Visitei mais tarde o liceu e duas ou três escolas primárias. Havia uma alegria saudável nos rostos daqueles rapazes, alguns filhos de europeus mas outros, na sua maioria, chinesinhos de olhos enviesados. O movimento escolar é grande. As escolas primárias, o liceu e ainda os colégios particulares entregues a religiosas e aos irmãos salesianos estão cheios. A instrução é a principal riqueza que naquelas bandas do Mundo e nesta época um pai pode e deve deixar aos filhos. (…)
Pode ainda dizer-se que em todas as circunstâncias graves para Macau, provenientes das periódicas crises chinesas, a Cidade do Santo Nome de Deus tem passado incólume e salvo sempre o prestígio de Portugal.
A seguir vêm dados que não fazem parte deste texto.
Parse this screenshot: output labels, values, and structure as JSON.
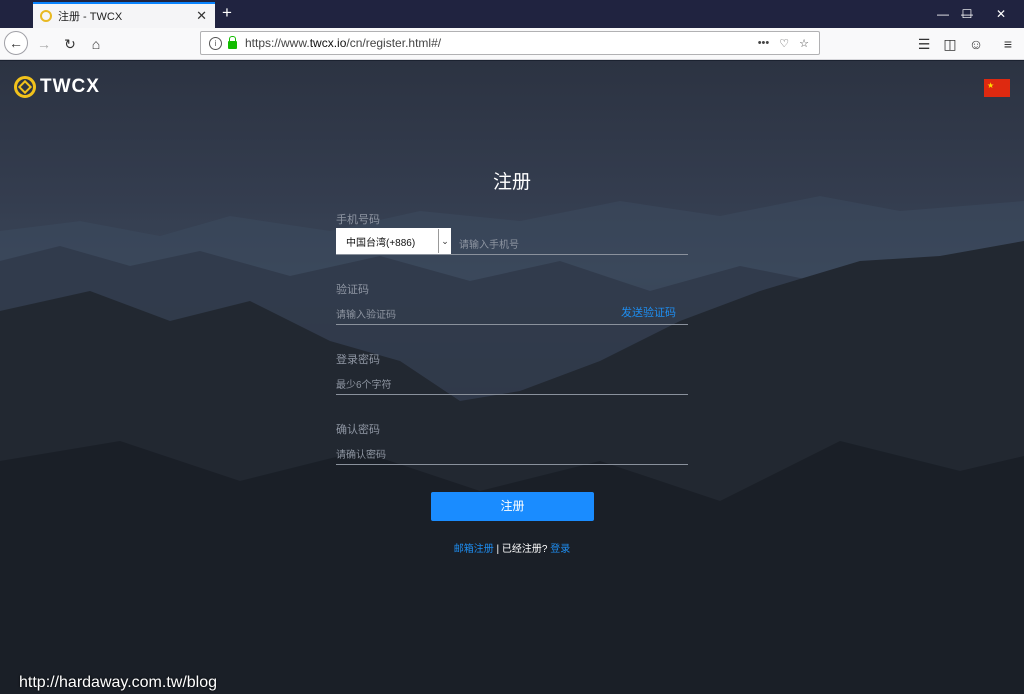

Já́ isso aconteceu durante a dominação filipina, em que a bandeira nacional nunca deixou de estar hasteada na Fortaleza do Monte; já́ quando dos repetidos assaltos dos holandeses em 1601, 1603, 1604, 1607 e 1622; já ainda quando do cerco nipónico na última grande guerra, em que foram postas frente a frente, num jogo de inteligência, a diplomacia japonesa, representada por aqueles que haviam criado em Macau um movimentado consulado, e o patriotismo e a inteligência das nossas autoridades. Macau é o penhor mais valioso do prestígio e da honra portuguesa no Extremo-Oriente. Nunca até hoje, entre Chineses e Japoneses, Filipinos e Javaneses, Malaios e Siameses, Indo-chineses e Cambojanos; do Tibete a Pequim e da Formosa a Hanoi, se falou de Macau sem que prontamente não se lhe ligasse o nome de Portugal. (...)
Não podia deixar Macau sem realizar uma peregrinação histórica: visitar a célebre gruta onde a tradição afirma que Camões iniciou o seu imortal poema Os Lusíadas. Situada no meio de um jardim sempre florido e dominando um panorama deslumbrante sobre a cidade e o porto, a gruta do Épico constitui ou um milagre das forças da Natureza, que colocaram em forma trapezoidal três enormes lajes, duas laterais e uma horizontal a servir-lhe de tecto, ou representa o trabalho hercúleo de alguns homens que para ali carrearam aqueles três monólitos e os dispuseram com jeito de abrigo. A ser verdade ter Camões estado realmente em Macau como Provedor dos Defuntos e dos Ausentes, nada nos deve repugnar acreditar haver sido ali, com efeito, onde se recolhia nas horas de lazer para meditar, relembrar-se da Pátria distante, dos poucos entes queridos que cá deixou e das horas de desventura que sofreu quando sonhou com a epopeia épica do povo lusitano e lhe deu forma para maior glória de Portugal através d’‘Os Lusíadas’.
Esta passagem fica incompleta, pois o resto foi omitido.